Betriebsvereinbarungen regeln die Digitalisierung „Die Coronazeit hat die Digitalisierung stark beschleunigt“, so Werner Müller. Er ist Vorsitzender des Arbeiterbetriebsrats in Schrems, Vorsitzender des Zentralbetriebsrats der EATON Industries (Austria) GmbH und als solcher im Aufsichtsrat des Unternehmens tätig. Weiters vertritt er die Interessen der österreichischen Arbeitnehmer:innen im Europabetriebsrat von EATON. Wichtig ist ihm: „Wir sind schon für Digitalisierung, aber immer mit gewissen Spielregeln.

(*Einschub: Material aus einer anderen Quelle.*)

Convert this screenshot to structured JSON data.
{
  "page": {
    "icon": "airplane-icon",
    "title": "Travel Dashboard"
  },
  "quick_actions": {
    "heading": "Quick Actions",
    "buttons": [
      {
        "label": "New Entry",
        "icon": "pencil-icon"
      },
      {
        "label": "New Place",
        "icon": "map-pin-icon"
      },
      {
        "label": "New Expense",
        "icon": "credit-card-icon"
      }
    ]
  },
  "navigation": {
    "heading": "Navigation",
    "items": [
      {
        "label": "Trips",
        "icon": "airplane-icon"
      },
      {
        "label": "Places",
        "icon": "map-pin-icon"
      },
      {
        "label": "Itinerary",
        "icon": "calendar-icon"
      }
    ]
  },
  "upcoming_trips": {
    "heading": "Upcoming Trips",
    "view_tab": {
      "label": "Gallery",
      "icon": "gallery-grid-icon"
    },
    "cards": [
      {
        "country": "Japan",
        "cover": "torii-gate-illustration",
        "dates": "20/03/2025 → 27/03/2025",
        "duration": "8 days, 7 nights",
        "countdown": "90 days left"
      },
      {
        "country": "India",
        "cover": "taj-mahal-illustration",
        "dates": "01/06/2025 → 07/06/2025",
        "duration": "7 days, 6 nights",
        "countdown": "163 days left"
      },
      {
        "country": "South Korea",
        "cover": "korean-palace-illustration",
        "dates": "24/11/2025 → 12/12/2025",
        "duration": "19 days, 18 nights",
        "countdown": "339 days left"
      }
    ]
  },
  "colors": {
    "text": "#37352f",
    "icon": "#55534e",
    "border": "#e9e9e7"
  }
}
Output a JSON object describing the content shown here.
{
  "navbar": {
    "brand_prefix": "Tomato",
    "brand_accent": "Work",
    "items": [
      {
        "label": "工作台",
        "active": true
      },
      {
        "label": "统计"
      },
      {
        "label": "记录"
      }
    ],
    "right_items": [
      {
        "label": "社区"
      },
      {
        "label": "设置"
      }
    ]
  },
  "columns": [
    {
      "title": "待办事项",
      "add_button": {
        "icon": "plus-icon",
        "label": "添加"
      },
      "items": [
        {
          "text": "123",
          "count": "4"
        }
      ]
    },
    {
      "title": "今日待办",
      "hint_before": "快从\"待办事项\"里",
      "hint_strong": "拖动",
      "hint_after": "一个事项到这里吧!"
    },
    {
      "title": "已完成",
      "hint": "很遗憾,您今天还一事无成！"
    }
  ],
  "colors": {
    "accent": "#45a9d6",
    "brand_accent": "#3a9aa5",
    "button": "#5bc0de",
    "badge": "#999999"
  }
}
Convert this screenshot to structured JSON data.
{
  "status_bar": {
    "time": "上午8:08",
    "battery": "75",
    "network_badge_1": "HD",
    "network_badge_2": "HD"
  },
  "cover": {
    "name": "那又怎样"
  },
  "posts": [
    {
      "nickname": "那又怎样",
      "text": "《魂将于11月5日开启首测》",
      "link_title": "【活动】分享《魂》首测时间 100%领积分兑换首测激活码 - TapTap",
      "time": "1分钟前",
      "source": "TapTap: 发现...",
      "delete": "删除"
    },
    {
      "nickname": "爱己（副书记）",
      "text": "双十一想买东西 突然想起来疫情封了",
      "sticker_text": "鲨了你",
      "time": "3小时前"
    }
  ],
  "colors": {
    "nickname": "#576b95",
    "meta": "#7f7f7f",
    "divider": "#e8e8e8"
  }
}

Wir wollen die Digitalisierung mitgestalten.“ Betriebsvereinbarungen spielen dabei eine zentrale Rolle, denn in diesen „werden die Spielregeln niedergeschrieben, das wird immer wichtiger, denn die Manager ändern sich ja“.
Betriebsvereinbarungen gibt es bei EATON u. a. zu folgenden Punkten:
- Digitales Zutrittssystem
- Biometrisches Zutrittssystem in der Galvanik
- Software zu Sicherheitsschulungen
- Software zu E-Mail- und Telefonauswertung im Vertrieb
- Remote Audit/Begehung mit Kamerasystem in der Produktion
- Smartwatches in der Produktion
- Mitarbeiter:innenbefragungen
- Homeoffice
Der Weg zur Betriebsvereinbarung „Derzeit wird gerade über eine Betriebsvereinbarung zu Microsoft 365 verhandelt“, erzählt Angestelltenbetriebsrat Günter Doleschal. Der Prozess zum Abschluss von Betriebsvereinbarungen ist innerhalb des Unternehmens inzwischen etabliert: Die Personalabteilung informiert den Betriebsrat über geplante Veränderungen oder Neuerungen. Der Betriebsrat holt im Anschluss alle Beteiligten (z. B. die Sicherheitsvertrauenspersonen, die Sicherheitsfachkraft und die IT-Abteilung) an einen Tisch, um die Gefahren und Vor- und Nachteile der geplanten Änderungen zu diskutieren. Gewerkschaften und Expert:innen unterstützen den Betriebsrat beim Entwurf der Betriebsvereinbarung, die mit der Personalabteilung verhandelt und bei Einigung von Geschäftsführung und Betriebsrat unterschrieben wird. „In der Betriebsvereinbarung wird das Produkt beschrieben und es werden die Rahmenbedingungen für dessen Einsatz festgelegt. Wichtig ist uns, dass es zu keiner Überwachung kommt und die Daten nicht zur Leistungsbeurteilung der Kolleginnen und Kollegen herangezogen werden“, so Doleschal.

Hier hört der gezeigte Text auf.